La construction d’une jurisprudence du droit du web
Les juristes et le législateur, en vingt-cinq ans, ont été confrontés à de multiples cas de contentieux et les réponses apportées se sont fondées soit sur une interprétation de la législation existante soit par l’écriture de nouvelles lois.
Quand le contenu d’un blog est supposé diffamatoire, c’est par exemple, pour l’essentiel, en France, la loi sur la presse de 1881 (!) qui a progressivement été utilisée et parfois adaptée au fil des contentieux et jurisprudences.
Sur d’autres plans, le législateur a décidé d’innover, actant de fait l’existence de nouvelles technologies. Le dernier exemple est la loi sur l’économie numérique portée par la secrétaire d’État Axelle Lemaire.
Cependant, c’est bien la première voie qui a en France été le plus souvent retenue, par pragmatisme et à défaut de voir les différents « codes » évoluer aussi rapidement que les technologies et leurs applications.

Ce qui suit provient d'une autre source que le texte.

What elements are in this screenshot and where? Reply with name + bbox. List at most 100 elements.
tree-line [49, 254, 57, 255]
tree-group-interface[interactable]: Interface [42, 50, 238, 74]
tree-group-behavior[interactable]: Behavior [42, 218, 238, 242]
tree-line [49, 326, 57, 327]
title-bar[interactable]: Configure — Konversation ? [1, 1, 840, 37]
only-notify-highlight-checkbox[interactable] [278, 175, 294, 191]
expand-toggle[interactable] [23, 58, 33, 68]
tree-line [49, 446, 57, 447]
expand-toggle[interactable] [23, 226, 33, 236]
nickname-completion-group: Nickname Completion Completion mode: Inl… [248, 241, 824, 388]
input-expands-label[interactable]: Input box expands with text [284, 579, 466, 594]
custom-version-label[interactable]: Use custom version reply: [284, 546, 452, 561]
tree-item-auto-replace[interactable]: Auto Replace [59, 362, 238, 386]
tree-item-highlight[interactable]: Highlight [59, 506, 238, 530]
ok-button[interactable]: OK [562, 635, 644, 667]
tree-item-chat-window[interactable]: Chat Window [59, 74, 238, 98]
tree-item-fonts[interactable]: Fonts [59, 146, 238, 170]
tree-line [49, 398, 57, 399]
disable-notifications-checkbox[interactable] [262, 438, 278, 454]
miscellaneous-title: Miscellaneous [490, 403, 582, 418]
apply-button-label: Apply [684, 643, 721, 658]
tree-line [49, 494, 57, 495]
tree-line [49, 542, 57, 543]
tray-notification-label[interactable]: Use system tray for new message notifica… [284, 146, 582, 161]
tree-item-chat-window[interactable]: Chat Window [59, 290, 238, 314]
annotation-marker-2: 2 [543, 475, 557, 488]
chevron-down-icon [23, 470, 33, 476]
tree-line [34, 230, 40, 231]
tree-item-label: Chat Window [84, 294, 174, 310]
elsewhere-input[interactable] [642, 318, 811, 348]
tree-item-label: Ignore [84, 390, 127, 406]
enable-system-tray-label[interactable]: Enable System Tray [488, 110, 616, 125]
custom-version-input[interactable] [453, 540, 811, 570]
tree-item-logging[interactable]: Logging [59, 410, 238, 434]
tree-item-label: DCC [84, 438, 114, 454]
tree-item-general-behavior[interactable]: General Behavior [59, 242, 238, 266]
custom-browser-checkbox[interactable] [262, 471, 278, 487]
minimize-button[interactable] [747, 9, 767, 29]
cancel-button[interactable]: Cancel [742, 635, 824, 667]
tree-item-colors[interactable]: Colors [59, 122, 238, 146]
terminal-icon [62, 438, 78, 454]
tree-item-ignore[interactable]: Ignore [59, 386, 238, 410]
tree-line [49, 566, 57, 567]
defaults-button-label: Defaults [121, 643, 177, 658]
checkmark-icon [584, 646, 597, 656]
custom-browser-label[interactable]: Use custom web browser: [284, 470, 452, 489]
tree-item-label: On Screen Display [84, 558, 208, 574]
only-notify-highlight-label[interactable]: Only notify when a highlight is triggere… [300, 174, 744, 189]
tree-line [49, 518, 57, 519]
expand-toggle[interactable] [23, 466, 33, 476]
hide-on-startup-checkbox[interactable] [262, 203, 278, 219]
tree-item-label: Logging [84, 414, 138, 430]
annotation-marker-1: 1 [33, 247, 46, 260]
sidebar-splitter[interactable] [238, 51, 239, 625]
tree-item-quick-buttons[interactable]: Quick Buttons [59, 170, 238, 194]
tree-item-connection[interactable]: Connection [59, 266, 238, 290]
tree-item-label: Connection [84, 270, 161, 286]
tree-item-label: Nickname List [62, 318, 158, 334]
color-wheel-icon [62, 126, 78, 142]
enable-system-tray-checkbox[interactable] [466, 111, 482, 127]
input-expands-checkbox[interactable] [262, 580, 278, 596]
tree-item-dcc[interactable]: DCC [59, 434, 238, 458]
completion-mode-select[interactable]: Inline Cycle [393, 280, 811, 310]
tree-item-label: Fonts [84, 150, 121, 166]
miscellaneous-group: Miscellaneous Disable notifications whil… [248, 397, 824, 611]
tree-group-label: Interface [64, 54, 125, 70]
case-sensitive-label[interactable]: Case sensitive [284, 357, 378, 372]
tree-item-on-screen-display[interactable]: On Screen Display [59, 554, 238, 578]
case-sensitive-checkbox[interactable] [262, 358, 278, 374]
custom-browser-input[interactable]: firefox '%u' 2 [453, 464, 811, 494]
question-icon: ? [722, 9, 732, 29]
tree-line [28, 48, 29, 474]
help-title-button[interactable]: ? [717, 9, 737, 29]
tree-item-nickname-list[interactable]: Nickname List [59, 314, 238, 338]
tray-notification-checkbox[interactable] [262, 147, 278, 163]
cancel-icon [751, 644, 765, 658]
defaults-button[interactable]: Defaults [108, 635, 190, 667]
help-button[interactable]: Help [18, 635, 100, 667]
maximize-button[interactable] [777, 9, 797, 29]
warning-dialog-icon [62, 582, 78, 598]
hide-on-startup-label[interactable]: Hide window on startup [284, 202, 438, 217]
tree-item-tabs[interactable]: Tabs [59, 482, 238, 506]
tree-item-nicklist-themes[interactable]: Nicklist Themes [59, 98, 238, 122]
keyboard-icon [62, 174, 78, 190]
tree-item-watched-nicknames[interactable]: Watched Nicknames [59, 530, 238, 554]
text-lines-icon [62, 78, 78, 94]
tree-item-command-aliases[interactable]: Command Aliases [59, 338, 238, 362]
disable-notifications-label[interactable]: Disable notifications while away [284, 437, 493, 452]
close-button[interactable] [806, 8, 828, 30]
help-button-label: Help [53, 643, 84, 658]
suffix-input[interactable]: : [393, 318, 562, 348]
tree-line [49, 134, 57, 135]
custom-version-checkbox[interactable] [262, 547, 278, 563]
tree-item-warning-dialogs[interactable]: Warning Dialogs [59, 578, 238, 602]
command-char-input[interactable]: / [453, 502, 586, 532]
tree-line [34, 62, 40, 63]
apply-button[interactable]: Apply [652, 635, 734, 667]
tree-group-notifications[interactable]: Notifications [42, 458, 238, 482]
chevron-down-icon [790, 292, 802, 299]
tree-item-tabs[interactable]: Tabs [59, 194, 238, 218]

Qui possède quoi sur un site internet ?
Il en va ainsi de la question de la propriété des sites, de leur ergonomie (graphisme), de leur contenu, de leur nom (de domaine)… Pour l’essentiel, les contentieux apparus au fil du développement d’internet se sont réglés via les dispositions du Code de la propriété intellectuelle et de décisions ayant fait jurisprudence.
« Contrairement au idées reçues, le client qui achète un site web à un prestataire extérieur n’en devient pas pour autant propriétaire. En effet, dès l’instant où il est original, un site web est une œuvre de l’esprit au sens du Code de la propriété intellectuelle. Dès lors, le prestataire qui a développé le site en est l’auteur et, par principe, est titulaire des droits patrimoniaux et moraux attachés à cette qualité » précise d’emblée l’avocat Romain Darrière.
Le client qui achète un site web à un prestataire extérieur n’en devient pas pour autant propriétaire. Click To TweetPropriété intellectuelle d’un site internet
L’article de base qui régit le droit en la matière étant celui-ci (L111-1, alinéa 1er, du Code de la propriété intellectuelle) : « L’auteur d’une œuvre de l’esprit jouit sur cette œuvre, du seul fait de sa création, d’un droit de propriété incorporelle exclusif et opposable à tous. »
Plusieurs décisions de justice ont confirmé ce principe édicté bien avant l’apparition d’internet.
Voici par exemple un attendu de la cour d’appel de Rennes (13 mai 2014).
« Il est constant à cet égard qu’un site internet est susceptible de protection par le droit d’auteur si son créateur démontre que sa facture témoigne d’une physionomie caractéristique originale et d’un effort créatif témoignant de la personnalité de son auteur. »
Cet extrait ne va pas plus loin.